# My old friend Notch...



## oldstinkyguy (Mar 28, 2010)

Just in case you had any doubts that catch and release doesn't make a difference.... Here is a trophy smallmouth from today in the first photo. In the following two photographs is the same trophy smallmouth I caught twice last year. All were caught within five feet of the same spot over the span of eleven months. You can see it is the same fish by the distinctive notch in it's dorsal fin. Smallmouth live a very long time and this fish is probably well over a decade old. And it's a known fact that smallmouth in rivers live in the same section of stream their whole lives. IF you practice catch and release on smallmouth bass and give that 17 or 18 incher the precious gift of time you can have trophy smallmouth in your piece of river. I'm not a catch and release nazi and I understand keeping a few channels or some crappie isn't going to hurt a thing. (and it's just plain yummy) But science tells us you cannot do the same thing with stream smallmouth. You might have just as many but they sure as heck won't be big, at least not for another 10 or 15 years.....


----------



## Shortdrift (Apr 5, 2004)

WOW! That is something to remember forever. Thanks for sharing and the release of a beautiful fish.


----------



## RiparianRanger (Nov 18, 2015)

So how big is Notch, Steve?


----------



## PJF (Mar 25, 2009)

Hope you encounter her/him again. I laugh when I release a nice fish, I tell them to be thankful I caught them. Good job thanks for sharing.


----------



## crappie4me (Jan 25, 2009)

that's incredible.


----------



## oldstinkyguy (Mar 28, 2010)

RiparianRanger said:


> So how big is Notch, Steve?


 honestly im making an effort to not measure fish this year. I didnt have a tape even with me. I lost it and havent replaced it. Is a 19 3/4 that jumps five times less of a fish thats 2o 1/4 that doesnt? If i remember from last year notch is a 20 tho. As much as im after big smallies, i think ive been a bit too caught up in judging them by how long they are. I need to buy me a tape though, i do want to measure that 23 incher someday


----------



## zimmerj (Oct 17, 2014)

Did you name it yet? Would make a good pet.


----------



## 9Left (Jun 23, 2012)

nice fish! really cool to catch the same fish year after year and watch it grow... myself, I do like to measure those fish… Not so much for pride or bragging rights… But just to measure the rate of growth year after year .


----------



## BuzzBait Brad (Oct 17, 2014)

I have been measuring less this year as well. I’m just trying to focus on enjoying fishing more than worrying about the size of fish. Catching big fish is nice and fun though. Don’t get me wrong lol


----------



## RickH (Jul 30, 2011)

Cool


----------



## 3 dog Ed (Apr 25, 2014)

Ok so I am am a little confused. And hope I don’t get hammered for this. You caught a beautiful specimen of a fish a few times. Spent considerable amount of time and effort to catch and then photograph the fish each time. Shared it with us. But want to keep from measuring it for what reason? I am a huge fan of your work but find this a little unusual. Keep up the great fishing and great stories.


----------



## oldstinkyguy (Mar 28, 2010)

3 dog Ed said:


> Ok so I am am a little confused. And hope I don’t get hammered for this. You caught a beautiful specimen of a fish a few times. Spent considerable amount of time and effort to catch and then photograph the fish each time. Shared it with us. But want to keep from measuring it for what reason? I am a huge fan of your work but find this a little unusual. Keep up the great fishing and great stories.

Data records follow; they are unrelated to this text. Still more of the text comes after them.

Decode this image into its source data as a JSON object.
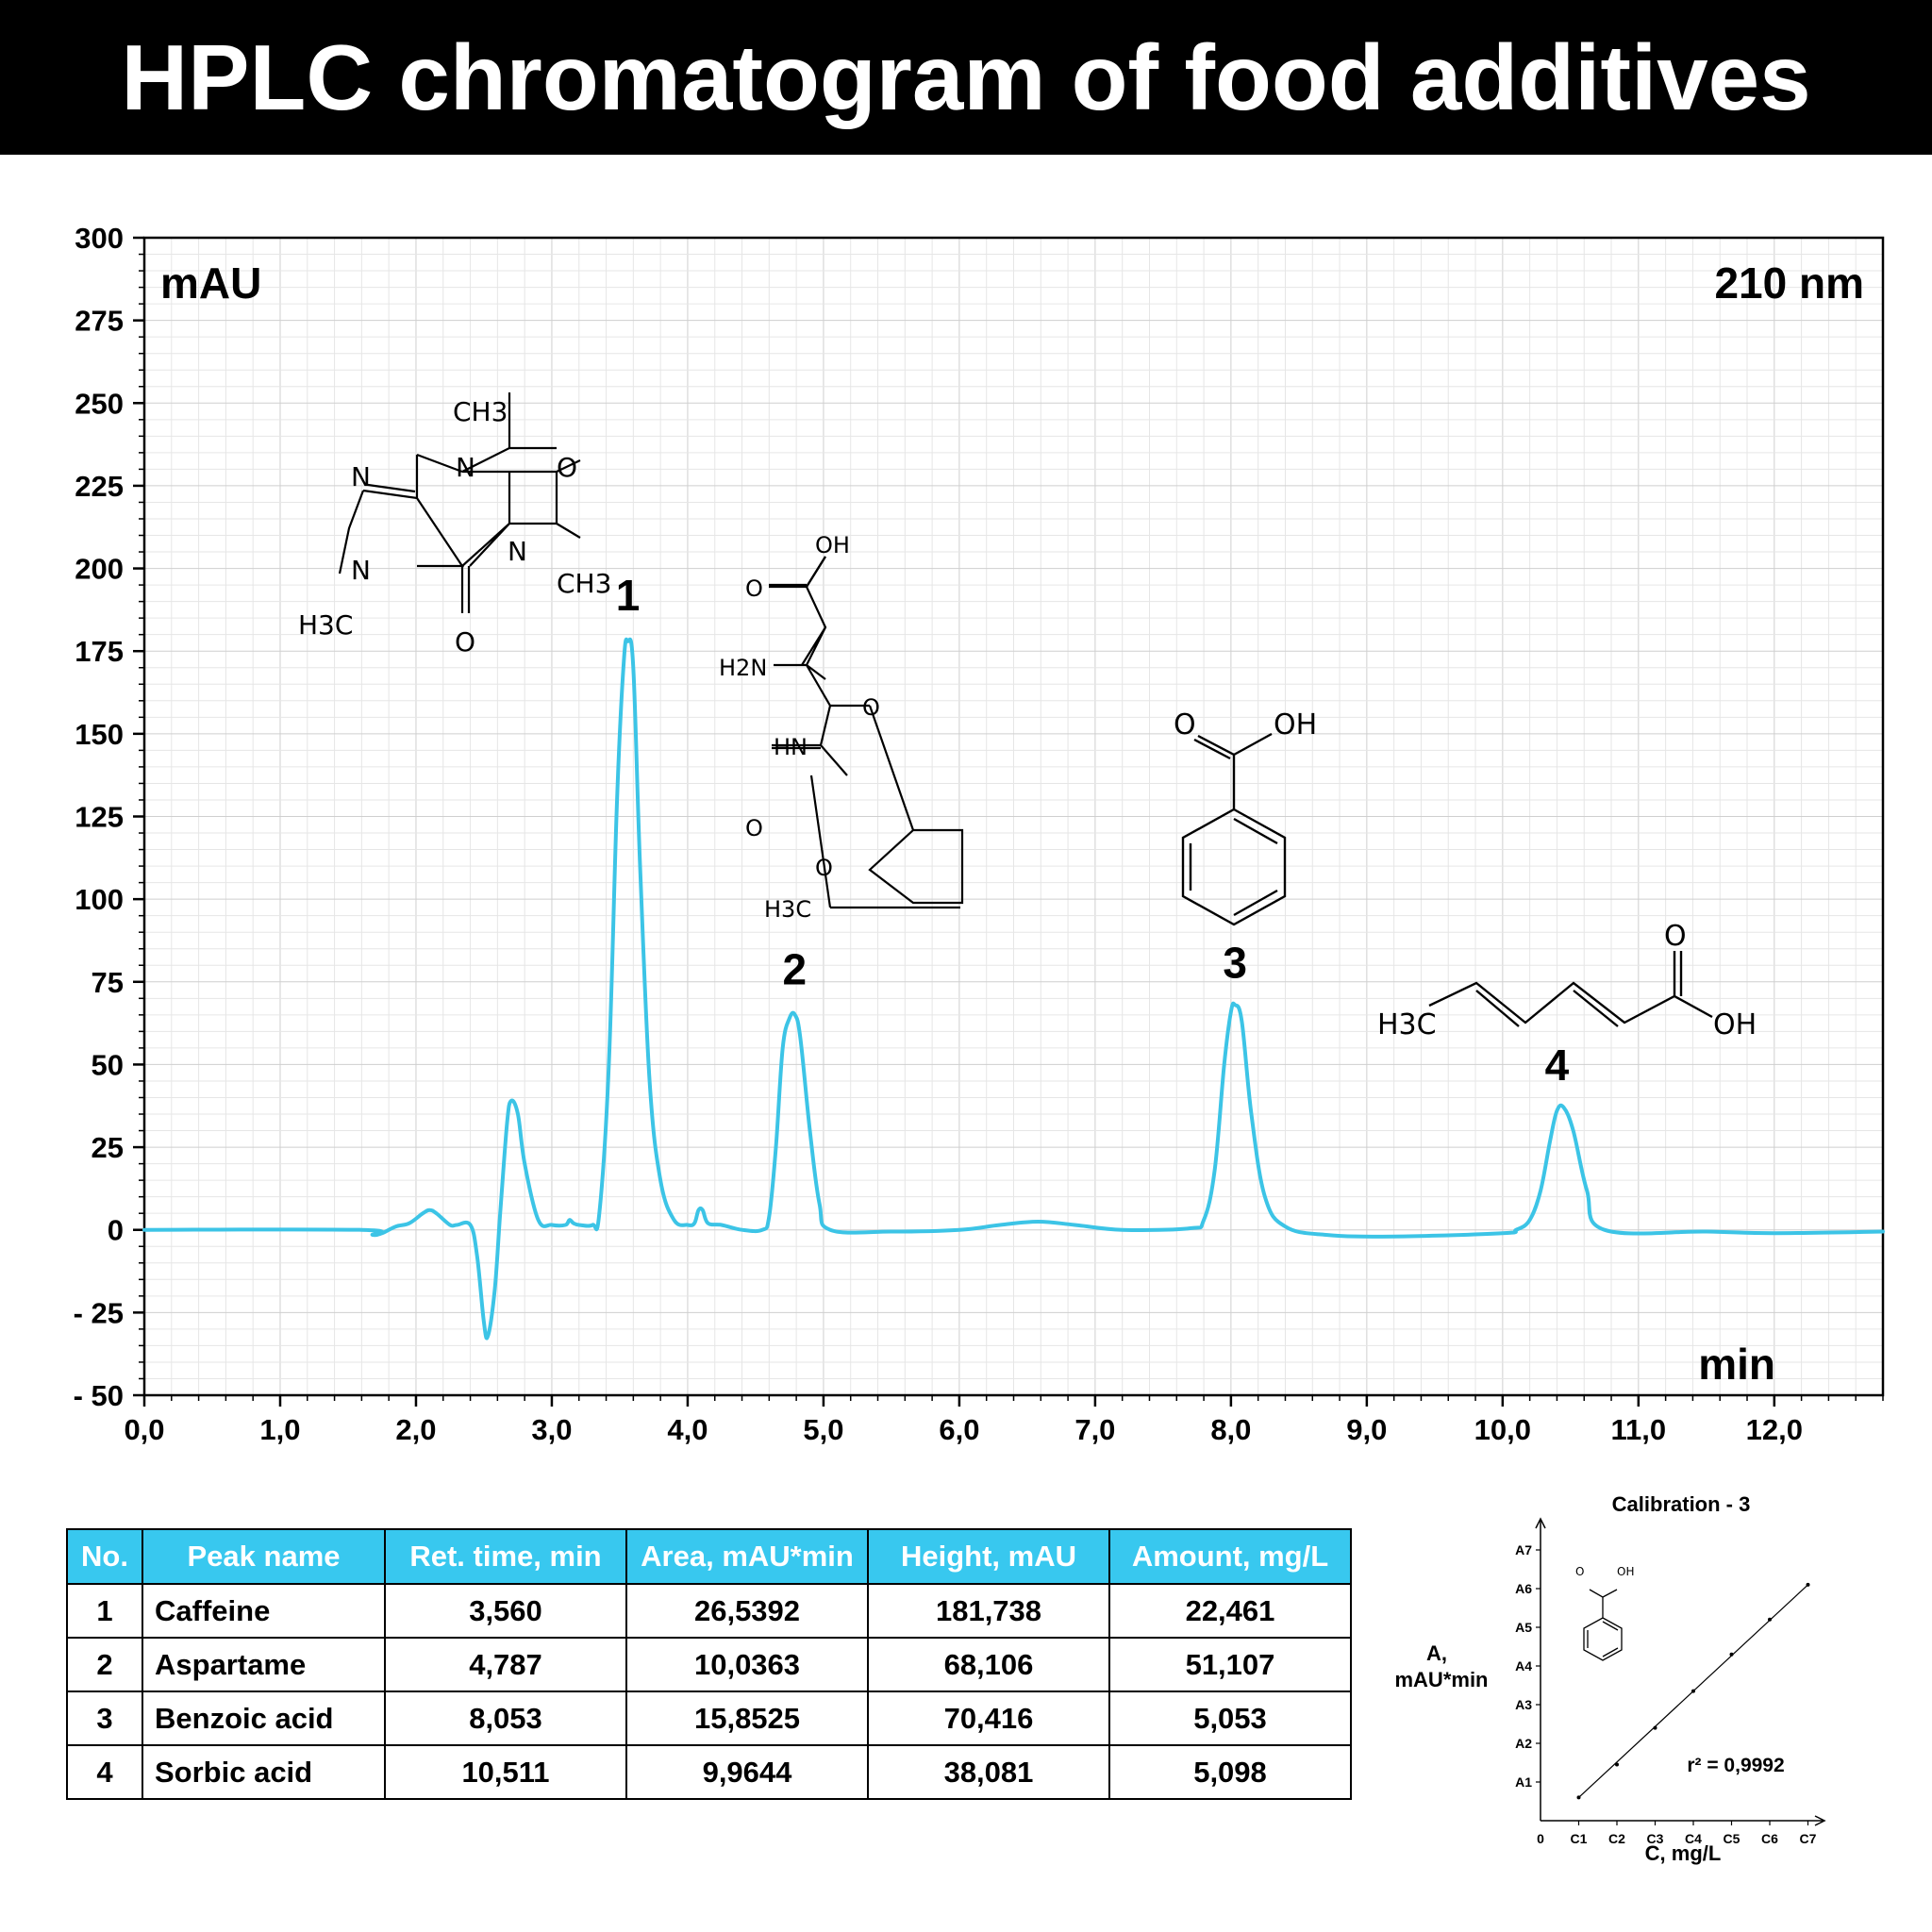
{
  "title": "HPLC chromatogram of food additives",
  "chart_data": [
    {
      "type": "line",
      "y_unit_label": "mAU",
      "wavelength_label": "210 nm",
      "x_unit_label": "min",
      "xlim": [
        0,
        12.8
      ],
      "ylim": [
        -50,
        300
      ],
      "x_ticks": [
        0,
        1,
        2,
        3,
        4,
        5,
        6,
        7,
        8,
        9,
        10,
        11,
        12
      ],
      "x_tick_labels": [
        "0,0",
        "1,0",
        "2,0",
        "3,0",
        "4,0",
        "5,0",
        "6,0",
        "7,0",
        "8,0",
        "9,0",
        "10,0",
        "11,0",
        "12,0"
      ],
      "y_ticks": [
        300,
        275,
        250,
        225,
        200,
        175,
        150,
        125,
        100,
        75,
        50,
        25,
        0,
        -25,
        -50
      ],
      "y_tick_labels": [
        "300",
        "275",
        "250",
        "225",
        "200",
        "175",
        "150",
        "125",
        "100",
        "75",
        "50",
        "25",
        "0",
        "- 25",
        "- 50"
      ],
      "grid": true,
      "line_color": "#3cc4e6",
      "series": [
        {
          "x": [
            0,
            1.6,
            1.68,
            1.75,
            1.85,
            1.95,
            2.05,
            2.1,
            2.15,
            2.25,
            2.3,
            2.4,
            2.45,
            2.5,
            2.53,
            2.58,
            2.62,
            2.67,
            2.7,
            2.75,
            2.8,
            2.9,
            3.0,
            3.1,
            3.13,
            3.16,
            3.2,
            3.3,
            3.35,
            3.42,
            3.48,
            3.53,
            3.56,
            3.6,
            3.65,
            3.72,
            3.8,
            3.9,
            4.0,
            4.05,
            4.08,
            4.11,
            4.15,
            4.25,
            4.4,
            4.55,
            4.6,
            4.65,
            4.7,
            4.75,
            4.79,
            4.83,
            4.9,
            4.97,
            5.05,
            5.5,
            6.0,
            6.3,
            6.58,
            6.85,
            7.2,
            7.7,
            7.8,
            7.88,
            7.95,
            8.0,
            8.03,
            8.08,
            8.15,
            8.25,
            8.4,
            8.7,
            9.2,
            10.0,
            10.1,
            10.2,
            10.28,
            10.35,
            10.4,
            10.45,
            10.52,
            10.62,
            10.75,
            11.5,
            12.0,
            12.8
          ],
          "y": [
            0,
            0,
            -1.5,
            -1,
            1,
            2,
            5,
            6,
            5,
            1.5,
            1.5,
            1.5,
            -8,
            -28,
            -32,
            -18,
            5,
            32,
            39,
            35,
            20,
            3,
            1.5,
            1.5,
            3,
            2,
            1.5,
            1.5,
            5,
            50,
            130,
            172,
            178,
            170,
            110,
            45,
            15,
            3,
            1.5,
            2,
            6,
            6,
            2,
            1.5,
            0,
            0,
            4,
            25,
            55,
            64,
            65,
            58,
            30,
            8,
            0,
            -0.5,
            0,
            1.5,
            2.5,
            1.5,
            0,
            0.5,
            3,
            18,
            50,
            66,
            68,
            63,
            35,
            10,
            1,
            -1.5,
            -2,
            -1,
            0,
            3,
            12,
            27,
            36,
            37,
            30,
            12,
            0,
            -0.5,
            -1,
            -0.5
          ]
        }
      ],
      "annotations": [
        {
          "text": "1",
          "x": 3.56,
          "y": 181
        },
        {
          "text": "2",
          "x": 4.787,
          "y": 68
        },
        {
          "text": "3",
          "x": 8.03,
          "y": 70
        },
        {
          "text": "4",
          "x": 10.4,
          "y": 39
        }
      ]
    },
    {
      "type": "line",
      "title": "Calibration - 3",
      "xlabel": "C, mg/L",
      "ylabel_line1": "A,",
      "ylabel_line2": "mAU*min",
      "x_tick_labels": [
        "0",
        "C1",
        "C2",
        "C3",
        "C4",
        "C5",
        "C6",
        "C7"
      ],
      "y_tick_labels": [
        "A1",
        "A2",
        "A3",
        "A4",
        "A5",
        "A6",
        "A7"
      ],
      "annotation": "r² = 0,9992",
      "series": [
        {
          "x": [
            1,
            2,
            3,
            4,
            5,
            6,
            7
          ],
          "y": [
            0.6,
            1.45,
            2.4,
            3.35,
            4.3,
            5.2,
            6.1
          ]
        }
      ]
    }
  ],
  "molecules": {
    "caffeine": [
      "CH3",
      "N",
      "O",
      "N",
      "N",
      "CH3",
      "N",
      "H3C",
      "O"
    ],
    "aspartame": [
      "OH",
      "O",
      "H2N",
      "O",
      "HN",
      "O",
      "O",
      "H3C"
    ],
    "benzoic": [
      "O",
      "OH"
    ],
    "sorbic": [
      "O",
      "H3C",
      "OH"
    ]
  },
  "table": {
    "headers": [
      "No.",
      "Peak name",
      "Ret. time, min",
      "Area, mAU*min",
      "Height, mAU",
      "Amount, mg/L"
    ],
    "rows": [
      [
        "1",
        "Caffeine",
        "3,560",
        "26,5392",
        "181,738",
        "22,461"
      ],
      [
        "2",
        "Aspartame",
        "4,787",
        "10,0363",
        "68,106",
        "51,107"
      ],
      [
        "3",
        "Benzoic acid",
        "8,053",
        "15,8525",
        "70,416",
        "5,053"
      ],
      [
        "4",
        "Sorbic acid",
        "10,511",
        "9,9644",
        "38,081",
        "5,098"
      ]
    ]
  }
}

 To be totally honest I've been terribly disappointed by fish that i couldn't get to stretch that last quarter inch to be a 20. Fish that were obviously trophies out of a stream, that jumped over and over and fought like demons. And they were lesser fish in my mind because of the stupid tape. Its got nothing to do with wether or not i wanna tell you guys how long it was or not or trying to get anyone else to do so or not. Instead it is about me appreciating the experience and not getting caught up on a number. More about my failings than anything else.


----------



## Snakecharmer (Apr 9, 2008)

zimmerj said:


> Did you name it yet? Would make a good pet.


He did, he calls it "Notch"...…...


----------



## Gottagofishn (Nov 18, 2009)

I never weigh or measure fish... I find I catch far fewer 10lb eyes that way. 
If I don't measure them when I tell and remember the stories.... Who's to say? Maybe they were...


----------



## BMustang (Jul 27, 2004)

I used to catch a one-eyed blue cat around five pounds in the Ohio River who lived next to an intake tower at Beckjord Power plant. Always caught it on chicken livers, and caught it a couple
of times one season, and annually for about three years.


----------



## thedudeabides (Apr 13, 2009)

I caught the same catfish 2 years in a row. Not to mention the same day as the previous year out of a spring fed pond. Had a white patch on the top of its head. Caught in the same spot on the same bait. Probably spawning at the time. It probably went about 6-8 lbs. I'm not into weighing or measuring fish. I've never really felt it important to weigh or measure. It's very exciting to hook into a big one. The only time I measure is if they get to my fillet table. Only because of the measuring tape on it. I just enjoy catching any size fish and being in nature.


----------



## ARNfishin (Apr 22, 2011)

I only measure if it's a saugeye and I want to eat it. I never weigh fish. My focus is on getting a quick picture and getting the fish back in the water as soon as I can. The last thing I want to do is kill a 3 or 4lb bass that provided me a lot of fun. And I don't care when fish get off right at the boat either. If it fought and provided excitement without me having to handle it outside of the water, perfectly fine with me.


----------



## RiparianRanger (Nov 18, 2015)

Steve, have you ever had a wall mount done for one of your many trophy smallmouth (replica or otherwise)?


----------